Bir diğer olasılık, Maduro’ya yönelik baskının o kadar artırılması ki, sonunda kendi çevresinden ya da güvenlik aygıtından biri ona karşı harekete geçsin. ABD’nin Maduro’nun yakalanmasına yol açacak bilgi için 50 milyon dolarlık ödül teklif etmesine rağmen, henüz kimse bu teklife yanıt vermedi. Ancak rejimin ciddi biçimde tedirgin olduğu açık: Milisleri seferber etti, güvenlik önlemlerini artırdı ve olağanüstü hâl ilanına giden yolu hazırladı.
Trump, Maduro rejimini doğrudan hedef almak yerine, daha önce dile getirdiği genel stratejiyi sürdürüp Venezuela’daki uyuşturucu bağlantılı hedeflere sınırlı saldırılar düzenlemeyi de tercih edebilir. Bu, uyuşturucu sorununu çözmez; ancak yönetimin “zafer ilan edip ilerlemesini” sağlayabilir. Gerçekte ABD’ye giren fentanilin büyük kısmı Meksika’da üretiliyor, Venezuela’da değil. Dolayısıyla kara hedeflerine yönelik herhangi bir saldırı, Amerika kıtasında olağanüstü bir tırmanma anlamına gelir ve ABD ordusunun dikkatini Avrupa ve Pasifik’ten uzaklaştırır. Bu da Pentagon’daki birçok yetkilinin ısrarla altını çizdiği “asıl tehdit Çin’dir” görüşüyle çelişir.
Geçen ay Amerikan generallerine yaptığı bir konuşmada Hegseth, 1991 Körfez Savaşı’nı “açık hedefli, sınırlı ama ezici güçle yürütülen bir model operasyon” olarak övdü; Vietnam’daki hedef kaymasını (mission creep) ise eleştirdi. Hegseth’e göre nokta hava saldırıları etkisiz kalabilir, kapsamlı bir kara savaşı ise bataklığa dönüşebilir. Ayrıca, diyelim ki Maduro devrildi ve geçen yılki seçimin kazananı Edmundo González iktidara getirildi; sonrasında ne olacağı belirsiz. Uluslararası Kriz Grubu, “Maduro sonrası senaryolarda şiddet riskinin hafife alınmaması gerektiğini” belirtiyor ve “üst düzey askeri komutanların bir kısmının rejim değişikliğine direnebileceğini” vurguluyor.

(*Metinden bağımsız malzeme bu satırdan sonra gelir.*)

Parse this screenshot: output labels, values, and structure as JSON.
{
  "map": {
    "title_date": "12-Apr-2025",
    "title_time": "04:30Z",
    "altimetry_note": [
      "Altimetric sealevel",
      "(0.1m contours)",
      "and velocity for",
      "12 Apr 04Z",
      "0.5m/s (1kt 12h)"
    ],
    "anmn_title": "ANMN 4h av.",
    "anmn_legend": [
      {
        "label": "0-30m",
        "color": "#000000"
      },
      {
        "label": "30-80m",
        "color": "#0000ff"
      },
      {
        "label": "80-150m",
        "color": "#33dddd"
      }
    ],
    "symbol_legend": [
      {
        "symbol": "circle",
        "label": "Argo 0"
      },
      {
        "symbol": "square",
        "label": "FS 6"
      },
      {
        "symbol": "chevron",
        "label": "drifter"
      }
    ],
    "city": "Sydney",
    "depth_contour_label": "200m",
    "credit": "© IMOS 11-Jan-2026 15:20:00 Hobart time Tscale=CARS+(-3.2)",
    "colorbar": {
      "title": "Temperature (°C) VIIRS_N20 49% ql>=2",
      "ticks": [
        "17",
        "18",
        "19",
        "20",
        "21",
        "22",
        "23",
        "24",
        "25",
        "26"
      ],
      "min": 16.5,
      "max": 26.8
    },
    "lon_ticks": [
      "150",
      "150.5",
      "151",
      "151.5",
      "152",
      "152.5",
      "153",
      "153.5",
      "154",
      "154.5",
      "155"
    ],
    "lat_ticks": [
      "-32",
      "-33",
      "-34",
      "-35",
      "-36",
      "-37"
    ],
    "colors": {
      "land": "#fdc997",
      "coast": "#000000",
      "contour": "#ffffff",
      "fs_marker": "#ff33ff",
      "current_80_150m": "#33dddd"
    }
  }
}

Her durumda, zaman daralıyor. CSIS’e göre USS Ford, “ya kullanılacak ya da geri çekilecek bir varlık”. Pentagon, bu kadar önemli bir savaş gemisini uzun süre Latin Amerika’da tutmak istemez; ancak operasyon gerekiyorsa kalabilir. Gemi Karayipler’e ulaşmak için en az bir hafta ya da daha fazla zamana ihtiyaç duyacak — bu, hem geminin hem de ona eşlik eden destroyerlerin hızına bağlı. CSIS, bir “saldırı veya işgal” hazırlığına işaret eden iki göstergeden bahsediyor:
- İlki, Karayipler’e yapılan bu konuşlanma.
- İkincisi, Porto Riko’da “çadır kentlerin” kurulması — yani çok sayıda askerin barındırılabileceği geçici üslerin oluşturulması.
Şimdilik, bu çadır kentlerden herhangi bir iz yok.